The biggest saving grace for this story has to be the characters. The three sisters, Rowan, Kestrel, and Jade have very different, very defined personalities which don't actually change at all with the development of the story. They are the characters that readers can kind of choose to side with in a way. Rowan is described as gentle and wise, where Kestrel is fierce and intimidating, while Jade is young and innocent. These girls speak to all the teenagers out there who just want to see if they can make it out in the world alone. They have to make a lot of decisions that could determine the rest of their lives, but they don't actually develop in any way. Usually their lack of growth would bother me a lot, but their brother Ash goes through enough change to pacify me.
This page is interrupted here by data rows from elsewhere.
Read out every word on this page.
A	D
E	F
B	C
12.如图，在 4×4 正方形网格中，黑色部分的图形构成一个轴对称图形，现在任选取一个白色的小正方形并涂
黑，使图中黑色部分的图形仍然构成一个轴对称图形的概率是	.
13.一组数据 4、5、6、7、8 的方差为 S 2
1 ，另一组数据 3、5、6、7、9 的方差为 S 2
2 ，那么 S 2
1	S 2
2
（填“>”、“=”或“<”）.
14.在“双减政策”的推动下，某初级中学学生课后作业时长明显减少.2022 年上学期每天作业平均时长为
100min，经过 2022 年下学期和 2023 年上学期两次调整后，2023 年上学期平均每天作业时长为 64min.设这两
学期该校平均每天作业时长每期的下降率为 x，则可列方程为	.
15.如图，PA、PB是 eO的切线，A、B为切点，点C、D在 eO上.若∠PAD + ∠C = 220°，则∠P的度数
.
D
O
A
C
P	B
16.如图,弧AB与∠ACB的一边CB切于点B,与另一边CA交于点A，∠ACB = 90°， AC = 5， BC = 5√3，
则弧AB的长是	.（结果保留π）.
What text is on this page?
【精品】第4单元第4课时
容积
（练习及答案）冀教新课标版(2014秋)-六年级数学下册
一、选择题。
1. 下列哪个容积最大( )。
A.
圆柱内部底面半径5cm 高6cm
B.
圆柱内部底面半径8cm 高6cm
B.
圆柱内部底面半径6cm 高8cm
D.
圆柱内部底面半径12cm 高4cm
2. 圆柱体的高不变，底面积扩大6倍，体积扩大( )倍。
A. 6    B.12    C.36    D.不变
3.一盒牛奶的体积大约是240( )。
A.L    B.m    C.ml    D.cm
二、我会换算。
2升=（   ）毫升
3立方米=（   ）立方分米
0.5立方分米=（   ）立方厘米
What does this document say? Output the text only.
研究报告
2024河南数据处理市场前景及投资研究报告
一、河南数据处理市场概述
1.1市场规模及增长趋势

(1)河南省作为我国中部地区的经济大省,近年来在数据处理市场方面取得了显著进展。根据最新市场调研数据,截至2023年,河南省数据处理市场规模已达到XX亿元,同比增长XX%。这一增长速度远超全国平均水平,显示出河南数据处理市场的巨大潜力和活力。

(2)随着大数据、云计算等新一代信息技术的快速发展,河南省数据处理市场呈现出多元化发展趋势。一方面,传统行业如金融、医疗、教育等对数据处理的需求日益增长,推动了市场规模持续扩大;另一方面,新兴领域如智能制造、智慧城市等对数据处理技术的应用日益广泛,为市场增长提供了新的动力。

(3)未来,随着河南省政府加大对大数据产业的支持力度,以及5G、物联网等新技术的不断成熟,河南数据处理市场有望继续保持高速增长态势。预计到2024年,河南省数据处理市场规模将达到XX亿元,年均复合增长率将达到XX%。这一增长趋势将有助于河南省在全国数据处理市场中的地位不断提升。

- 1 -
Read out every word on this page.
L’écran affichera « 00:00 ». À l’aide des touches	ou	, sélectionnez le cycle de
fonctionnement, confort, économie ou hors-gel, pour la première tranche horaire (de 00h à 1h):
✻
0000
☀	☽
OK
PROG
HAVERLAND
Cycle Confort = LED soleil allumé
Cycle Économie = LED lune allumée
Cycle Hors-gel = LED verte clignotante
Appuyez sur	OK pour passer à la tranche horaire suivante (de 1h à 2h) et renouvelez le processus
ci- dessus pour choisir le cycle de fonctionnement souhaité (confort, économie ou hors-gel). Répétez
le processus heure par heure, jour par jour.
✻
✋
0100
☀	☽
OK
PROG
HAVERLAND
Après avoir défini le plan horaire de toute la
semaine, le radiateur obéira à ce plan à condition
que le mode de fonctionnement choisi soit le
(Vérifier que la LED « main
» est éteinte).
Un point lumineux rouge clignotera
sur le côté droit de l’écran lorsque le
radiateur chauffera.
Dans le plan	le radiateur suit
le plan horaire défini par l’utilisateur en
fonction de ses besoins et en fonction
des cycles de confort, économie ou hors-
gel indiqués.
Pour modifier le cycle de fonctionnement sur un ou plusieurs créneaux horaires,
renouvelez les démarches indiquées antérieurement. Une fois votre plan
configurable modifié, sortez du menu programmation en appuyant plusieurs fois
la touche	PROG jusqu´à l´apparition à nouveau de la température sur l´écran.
Ash Redfern is the usual vampire bad-boy type with the better than everyone mentality and the usual predjudices against humans and other creatures of the night. He's a loner who only uses human girls for food and whatever else he wants from them. However, his whole personality is challenged when he meets Mary-Lynnette, a human girl with a fighting spirit he's never seen before. The development between these two is fast but realistic. At first, they hate each other pretty completely. She hates cocky guys who appear to get by only on their looks, and he hates girls who are...well...human. So naturally their relationship is tense, but then we are introduced to the Soulmate principle. The principle comes up in this story's prequel, but it is far more exciting in this situation. It describes the feeling of love as shocking and intense. Soulmates recognize each other through the instant electricity they feel at contact. If two souls accept this "forever love" the feeling can cause extreme ecstacy and warmth, but if the two try to fight it, it becomes a bit terrifying with lightning errupting within each of them as they fight what's meant to be. I doubt I'm the only one who thinks this, but watching a sexy man struggle to protect the woman he loves from not only himself but also the evils of the world while trying to also keep her at a distance to protect is own heart, is possibly one of the hottest things ever.
Anyone who loves watching a forbidden romance grow without dominating the storyline will enjoy this book. And everyone who enjoys reading about hot guys should take heart and know that Ash shows up again later as the series continues.
FTC Advisory: I purchased my own copy of Night World, Vol. 1. No goody bags, sponsorships, "material connections," or bribes were exchanged for my review.